Jadi, opini selalu kontekstual terkait dengan budaya dan dinamika perdebatan. Jajak pendapat tidak lain kecuali sarana penyesuaian opini kolektif tidak berbeda dari fungsi media massa. Jajak pendapat tidak hanya cermin opini bersama, tetapi juga merupakan panggung debat publik.

Menjawab jajak pendapat berarti mengungkap pandangan di ruang publik. Ada tiga alasan yang mendasari (M Brougidou, 2008:14). Pertama, responden sadar tidak sendiri ambil bagian dalam jajak pendapat; kedua, responden tahu biasanya hasil dipublikasikan dan menjadi bahan komentar publik; ketiga, cakrawala yang didefinisikan oleh publikasi opini memberi bentuk terhadap posisi sikapnya. Pandangan pribadi biasanya berakar pada nilai komunitas politiknya.

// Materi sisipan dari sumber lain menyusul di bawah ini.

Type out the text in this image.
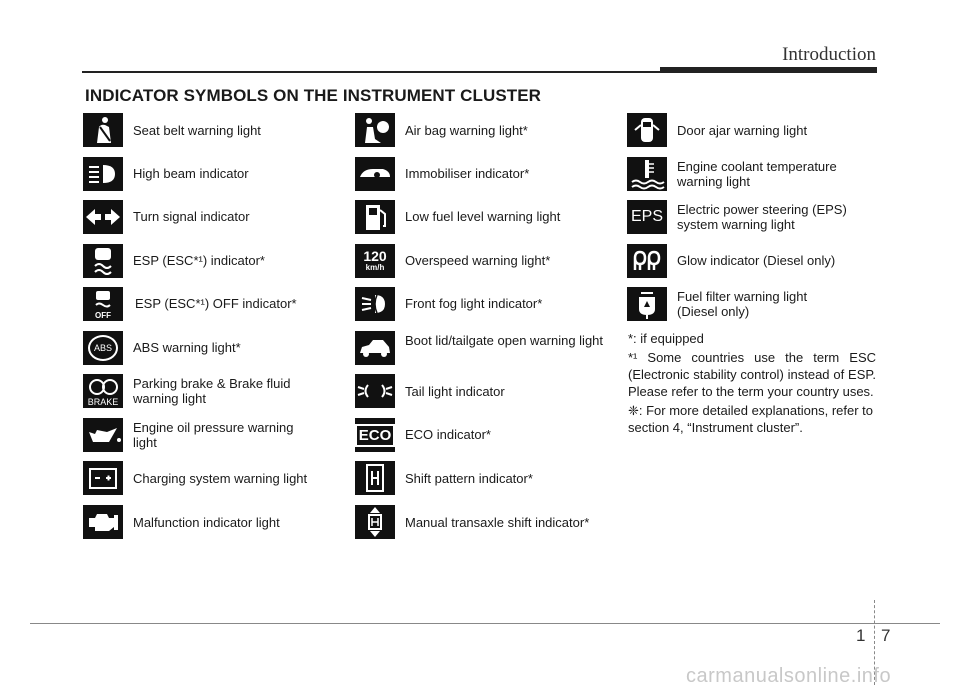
Introduction
INDICATOR SYMBOLS ON THE INSTRUMENT CLUSTER
Seat belt warning light
High beam indicator
Turn signal indicator
ESP (ESC*¹) indicator*
OFF
ESP (ESC*¹) OFF indicator*
ABS	ABS warning light*
BRAKE
Parking brake & Brake fluid warning light
Engine oil pressure warning light
Charging system warning light
Malfunction indicator light
Air bag warning light*
Immobiliser indicator*
Low fuel level warning light
120
km/h Overspeed warning light*
Front fog light indicator*
Boot lid/tailgate open warning light
Tail light indicator
ECO	ECO indicator*
Shift pattern indicator*
Manual transaxle shift indicator*
Door ajar warning light
Engine coolant temperature warning light
EPS Electric power steering (EPS) system warning light
Glow indicator (Diesel only)
Fuel filter warning light (Diesel only)

*: if equipped

*¹ Some countries use the term ESC (Electronic stability control) instead of ESP. Please refer to the term your country uses.

❈: For more detailed explanations, refer to section 4, “Instrument cluster”.

1 7
carmanualsonline.info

Prapemahaman pada diri peneliti, metode yang dipakai, dan konteksnya membuat jajak pendapat mudah terjebak dalam kerancuan antara deskripsi netral atau mengungkap situasi mental (sikap), atau dilibatkan dalam memproduksi rumusan bahasa yang sudah dirancang atau disesuaikan dengan konteks tertentu. Responden bisa tidak lagi memberi deskripsi obyek, tetapi apa yang dirasakan atau membangun suatu versi tentang obyek. Jadi, tidak jarang hasil jajak pendapat akan mencampuradukkan antara deskripsi, evaluasi, dan penjelasan.

Apakah validitas jajak pendapat hanya diukur dari sikap yang diambil dari sampel yang dianggap representatif? Sebetulnya dalam jajak pendapat yang utama adalah mengambil wacana para pelaku, citra, kisah, dan argumen mereka yang membentuk ruang bersama terkait dengan suatu masalah dan dengan demikian bisa mengidentifikasi publik.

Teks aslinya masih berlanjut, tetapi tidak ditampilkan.